A robots.txt file aka robots exclusion protocol or standard, is a tiny text file, which exists in every website. Designed to work with search engines, it’s been moulded into a SEO boost waiting to be availed. robots.txt file acts as a guideline for the search engine crawlers, as to what pages/files or folders can be crawled and which ones they cannot.
To view a robtots.txt file simply type in the root domain and then add /robots.txt to the end of the URL.
Why a robots.txt is Important for Your Website?
It helps prevent crawling of duplicate pages by search engine bots.
It helps in keeping parts of the website private (i.e. not to show in Search Results).
Using robots.txt prevents server overloading.
It helps prevent wastage of Google’s “crawl budget."
How to Find Your robots.txt File?
If a robots.txt file has already been created then it can be accessed through www.example.com/robots.txt
How to Create a robots.txt File?
In order to create a new robots.txt file one needs to open a blank “.txt” document and commence writing directives.
For example, if you want to disallow all search engines from crawling your /admin/ directory, it should look similar to this:
User agent : *
disallow: /admin/
Where to Save Your robots.txt File?
The robots.txt file needs to be uploaded in the root directory of the main domain to which it is applied to.
In order to control crawling behaviour on www.bthrust.com, the robots.txt file should be accessible from.
Basic Format of robots.txt
Lets Understand the robots.txt Format Line by Line
1. User-agent
A robots.txt file comprises of one or more blocks of commands or directives, each starting with its own user-agent line.
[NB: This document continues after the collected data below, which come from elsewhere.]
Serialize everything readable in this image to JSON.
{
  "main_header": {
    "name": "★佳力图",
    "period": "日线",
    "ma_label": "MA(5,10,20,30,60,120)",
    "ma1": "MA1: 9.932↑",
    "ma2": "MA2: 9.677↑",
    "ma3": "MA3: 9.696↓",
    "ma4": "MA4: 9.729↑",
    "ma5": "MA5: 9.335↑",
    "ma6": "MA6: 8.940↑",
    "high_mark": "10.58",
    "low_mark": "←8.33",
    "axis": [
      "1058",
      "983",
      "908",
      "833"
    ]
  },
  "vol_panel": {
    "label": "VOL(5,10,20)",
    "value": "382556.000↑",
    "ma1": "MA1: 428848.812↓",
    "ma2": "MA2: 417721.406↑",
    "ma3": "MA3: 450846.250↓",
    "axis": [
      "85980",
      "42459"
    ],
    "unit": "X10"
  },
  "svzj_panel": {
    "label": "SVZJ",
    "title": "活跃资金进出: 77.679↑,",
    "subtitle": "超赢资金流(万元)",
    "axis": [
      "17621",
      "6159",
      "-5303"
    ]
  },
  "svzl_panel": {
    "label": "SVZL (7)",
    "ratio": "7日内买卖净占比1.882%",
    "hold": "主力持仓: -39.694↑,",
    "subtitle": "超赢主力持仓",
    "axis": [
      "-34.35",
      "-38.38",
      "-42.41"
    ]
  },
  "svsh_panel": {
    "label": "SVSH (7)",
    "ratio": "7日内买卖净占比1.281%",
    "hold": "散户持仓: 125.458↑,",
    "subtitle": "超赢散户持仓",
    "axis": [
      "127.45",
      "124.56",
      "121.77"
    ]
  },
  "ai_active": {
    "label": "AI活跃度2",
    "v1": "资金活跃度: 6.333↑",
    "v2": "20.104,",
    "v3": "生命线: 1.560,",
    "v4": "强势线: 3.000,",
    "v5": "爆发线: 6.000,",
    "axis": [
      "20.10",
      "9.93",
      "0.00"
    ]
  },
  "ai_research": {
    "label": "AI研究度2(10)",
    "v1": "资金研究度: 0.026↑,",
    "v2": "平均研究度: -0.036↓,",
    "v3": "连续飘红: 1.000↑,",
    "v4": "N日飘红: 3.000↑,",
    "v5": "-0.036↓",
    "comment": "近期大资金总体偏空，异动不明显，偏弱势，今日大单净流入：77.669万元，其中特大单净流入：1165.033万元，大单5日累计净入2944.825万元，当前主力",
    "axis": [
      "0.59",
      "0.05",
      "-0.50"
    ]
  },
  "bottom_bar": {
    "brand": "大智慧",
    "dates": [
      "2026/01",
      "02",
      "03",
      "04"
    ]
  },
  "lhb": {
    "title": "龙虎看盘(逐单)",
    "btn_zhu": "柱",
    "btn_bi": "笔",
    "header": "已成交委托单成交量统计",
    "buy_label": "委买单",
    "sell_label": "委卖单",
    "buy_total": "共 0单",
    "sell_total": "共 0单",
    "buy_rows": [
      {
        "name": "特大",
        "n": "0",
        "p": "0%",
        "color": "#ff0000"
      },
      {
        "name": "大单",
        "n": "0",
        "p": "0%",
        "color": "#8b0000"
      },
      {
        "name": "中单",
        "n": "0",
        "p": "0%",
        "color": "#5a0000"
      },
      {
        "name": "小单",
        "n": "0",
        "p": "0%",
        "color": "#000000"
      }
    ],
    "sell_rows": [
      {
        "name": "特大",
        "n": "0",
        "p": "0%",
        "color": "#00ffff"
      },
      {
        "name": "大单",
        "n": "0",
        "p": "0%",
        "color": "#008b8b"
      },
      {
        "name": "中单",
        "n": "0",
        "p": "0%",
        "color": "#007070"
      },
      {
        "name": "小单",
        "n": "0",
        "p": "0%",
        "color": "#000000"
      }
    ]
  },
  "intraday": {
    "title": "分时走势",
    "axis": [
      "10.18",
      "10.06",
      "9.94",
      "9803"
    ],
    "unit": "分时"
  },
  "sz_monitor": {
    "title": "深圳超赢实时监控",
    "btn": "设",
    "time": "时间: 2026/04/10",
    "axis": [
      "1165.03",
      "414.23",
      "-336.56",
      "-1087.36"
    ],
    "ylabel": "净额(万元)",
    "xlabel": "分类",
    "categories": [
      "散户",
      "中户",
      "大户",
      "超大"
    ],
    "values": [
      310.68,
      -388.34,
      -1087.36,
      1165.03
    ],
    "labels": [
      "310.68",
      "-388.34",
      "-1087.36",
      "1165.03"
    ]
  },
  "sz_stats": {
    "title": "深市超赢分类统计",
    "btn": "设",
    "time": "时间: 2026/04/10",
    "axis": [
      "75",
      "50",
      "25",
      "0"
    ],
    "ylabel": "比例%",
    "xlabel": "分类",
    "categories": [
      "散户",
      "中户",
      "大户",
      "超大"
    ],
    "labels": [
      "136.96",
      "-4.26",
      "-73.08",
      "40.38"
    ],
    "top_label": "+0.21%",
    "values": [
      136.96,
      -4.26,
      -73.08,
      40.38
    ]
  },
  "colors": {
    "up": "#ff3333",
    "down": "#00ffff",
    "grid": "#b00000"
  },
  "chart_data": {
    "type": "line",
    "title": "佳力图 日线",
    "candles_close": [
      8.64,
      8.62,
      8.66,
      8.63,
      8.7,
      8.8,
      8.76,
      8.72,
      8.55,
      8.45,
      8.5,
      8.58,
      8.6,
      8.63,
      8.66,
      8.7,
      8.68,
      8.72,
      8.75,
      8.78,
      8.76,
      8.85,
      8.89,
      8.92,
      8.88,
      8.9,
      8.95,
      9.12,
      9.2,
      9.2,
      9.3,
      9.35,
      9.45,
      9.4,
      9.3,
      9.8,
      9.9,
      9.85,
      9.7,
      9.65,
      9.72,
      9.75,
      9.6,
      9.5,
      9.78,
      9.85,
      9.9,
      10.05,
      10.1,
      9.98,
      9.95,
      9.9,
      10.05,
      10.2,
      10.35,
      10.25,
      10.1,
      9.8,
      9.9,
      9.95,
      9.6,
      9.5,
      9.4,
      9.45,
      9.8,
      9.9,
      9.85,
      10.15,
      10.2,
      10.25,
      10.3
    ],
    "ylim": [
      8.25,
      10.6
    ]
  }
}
This “user-agent” is the name of the specific spider it addresses. A search engine spider will always pick the block that best matches its name.
There are various user-agents but the most prominent ones for SEO are-
1. Google: Googlebot
2. Bing: Bingbot
3. Baidu: Baiduspider
4. Google Image: Googlebot-Image
5. Yahoo: Slurp
Note: It’s highly important for us to know that user-agents are case sensitive in robots.txt. Following example is incorrect because Google’s user-agent is “Googlebot” not “googlebot”
User-agent: googlebot
Disallow:
The correct example would be:
User-agent: Googlebot
Disallow:
2. Sitemap Directive
This directive is used to specify the location of your sitemap(s) for the search engines.
An XML Sitemap declaration in robots.txt provides a supplementary signal regarding the presence of XML Sitemaps for search engines.
Sitemap includes the pages you want the search engines to crawl and index. The code should look like this:
Sitemap : https://www.example.com/sitemap.xml
The sitemap tells the search engine crawlers how many pages are there to be crawled, when the page was last modified, what of pages, and how often is the page likely to be updated.
The sitemap directive does not need to be repeated or duplicated multiple times for each and every user-agent. It is applicable to all.
It is optimum to include sitemap directives either at the start or towards the end of the robots.txt file.
A code with sitemap directive in the beginning should look like:
Sitemap : https://www.example.com/sitemap.xml
A code with sitemap directive in the end should look like:
User-agent: Googlebot
Disallow: /blog/
Allow: /blog/post-title/
Sitemap : https://www.example.com/sitemap.xml
3. Wildcard/Regular Expressions
Star (*) wildcard is used assign directives to all user-agents.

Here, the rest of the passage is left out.